In einer dreibändigen Forschungsarbeit hat Ulrich Krieter das Leben seines Onkels beleuchtet

Das Leben seines Onkels – des Priesters Karl-Andreas Krieter – hat Ulrich Krieter historisch beleuchtet: Nach dem ersten Werk vor eineinhalb Jahren über das Wirken des Geistlichen in der Gemeinde St. Franz-Joseph folgen nun zwei Bände über die Zeit in Wilhelmsburg. 

Südlich der Elbe ist der Name Krieter gut bekannt. In St. Franz-Joseph und in St. Bonifatius Wilhelmsburg war der Geistliche tätig. Heute erinnert noch ein Straßenname an ihn. Im Mittelpunkt des Forschungsinteresses seines Neffen stand nicht nur der Onkel selbst, sondern auch das Drumherum: Das Leben des Pfarrers Krieter gibt über mehrere Epochen der deutschen Geschichte Auskunft. 

Ulrich Krieter hat seinen Onkel aus nächster Nähe kennen gelernt: Als Zehnjähriger zum Vollwaisen geworden, kam er 1952 von Münster nach Wilhelmsburg, wo ihn sein Onkel im Pfarrhaus von St. Bonifatius aufnahm. Dessen Schwester Therese führte dort den Haushalt. Ulrich Krieter lebte in Wilhelmsburg bis zur Pensionierung des Geistlichen 1961. Er wurde Lehrer, leitete später die Körperbehindertenschule in Harburg und arbeitete in einer Schule für Lernbehinderte. Seit 2002 ist er im Ruhestand und verwendet seither viel Zeit dafür, in Archiven dem Leben seines Onkels nachzuspüren. Dabei wurde er vor allem für die Zeit in Wilhelmsburg fündig. "Als ich das erste Mal im Pfarrhaus St. Bonifatius nachfragte, bekam ich zwei Aktenordner und eine große Fotosammlung ohne Beschriftung." 
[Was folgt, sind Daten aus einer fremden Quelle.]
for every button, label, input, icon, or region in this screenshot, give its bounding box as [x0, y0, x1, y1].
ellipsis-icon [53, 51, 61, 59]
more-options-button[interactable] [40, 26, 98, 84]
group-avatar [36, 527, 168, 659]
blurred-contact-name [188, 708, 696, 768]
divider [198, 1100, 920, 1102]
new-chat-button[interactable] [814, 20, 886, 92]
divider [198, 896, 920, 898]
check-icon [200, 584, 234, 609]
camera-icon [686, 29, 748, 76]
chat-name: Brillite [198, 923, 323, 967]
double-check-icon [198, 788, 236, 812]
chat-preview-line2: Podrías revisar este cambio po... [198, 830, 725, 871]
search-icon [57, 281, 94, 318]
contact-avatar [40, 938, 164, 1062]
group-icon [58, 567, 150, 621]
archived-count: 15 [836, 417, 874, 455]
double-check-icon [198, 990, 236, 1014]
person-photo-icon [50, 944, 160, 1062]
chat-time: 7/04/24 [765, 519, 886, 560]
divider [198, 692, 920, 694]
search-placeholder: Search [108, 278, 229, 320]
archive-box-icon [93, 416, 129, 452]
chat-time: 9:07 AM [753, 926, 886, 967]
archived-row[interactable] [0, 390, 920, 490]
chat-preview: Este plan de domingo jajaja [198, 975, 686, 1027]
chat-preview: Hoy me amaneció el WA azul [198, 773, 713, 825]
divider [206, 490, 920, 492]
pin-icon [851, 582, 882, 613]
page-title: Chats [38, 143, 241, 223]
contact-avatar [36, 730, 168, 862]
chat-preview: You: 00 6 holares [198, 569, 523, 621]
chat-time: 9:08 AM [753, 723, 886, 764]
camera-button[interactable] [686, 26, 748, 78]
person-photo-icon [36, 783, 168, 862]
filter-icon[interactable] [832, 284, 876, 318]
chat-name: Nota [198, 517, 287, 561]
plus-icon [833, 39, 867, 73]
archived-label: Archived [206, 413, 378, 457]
Ein Glücksfall sei es gewesen, dass zu jener Zeit Jürgen Kubella das Archiv der Gemeinde sortierte: Er fand eine Unzahl von Akten aus der Zeit, in der Karl-Andreas Krieter in St. Bonifatius wirkte. "Das war alles ungeordnet und musste erst mal durchgesehen werden," erzählt Ulrich Krieter. 459 Seiten umfasst die Forschungsarbeit über die Jahre von Pfarrer Krieter in Wilhelmsburg. Dazu hat Ulrich Krieter noch einen dritten Band mit 345 Seiten veröffentlicht. Er enthält 35 Zeitzeugenberichte. "Von Jahr zu Jahr sind es weniger Menschen, die meinen Onkel in St. Bonifatius persönlich kennen gelernt haben. Deshalb habe ich schon 2003 beschlossen, meine Recherchen mit der Befragung der Zeitzeugen zu beginnen", so Ulrich Krieter. 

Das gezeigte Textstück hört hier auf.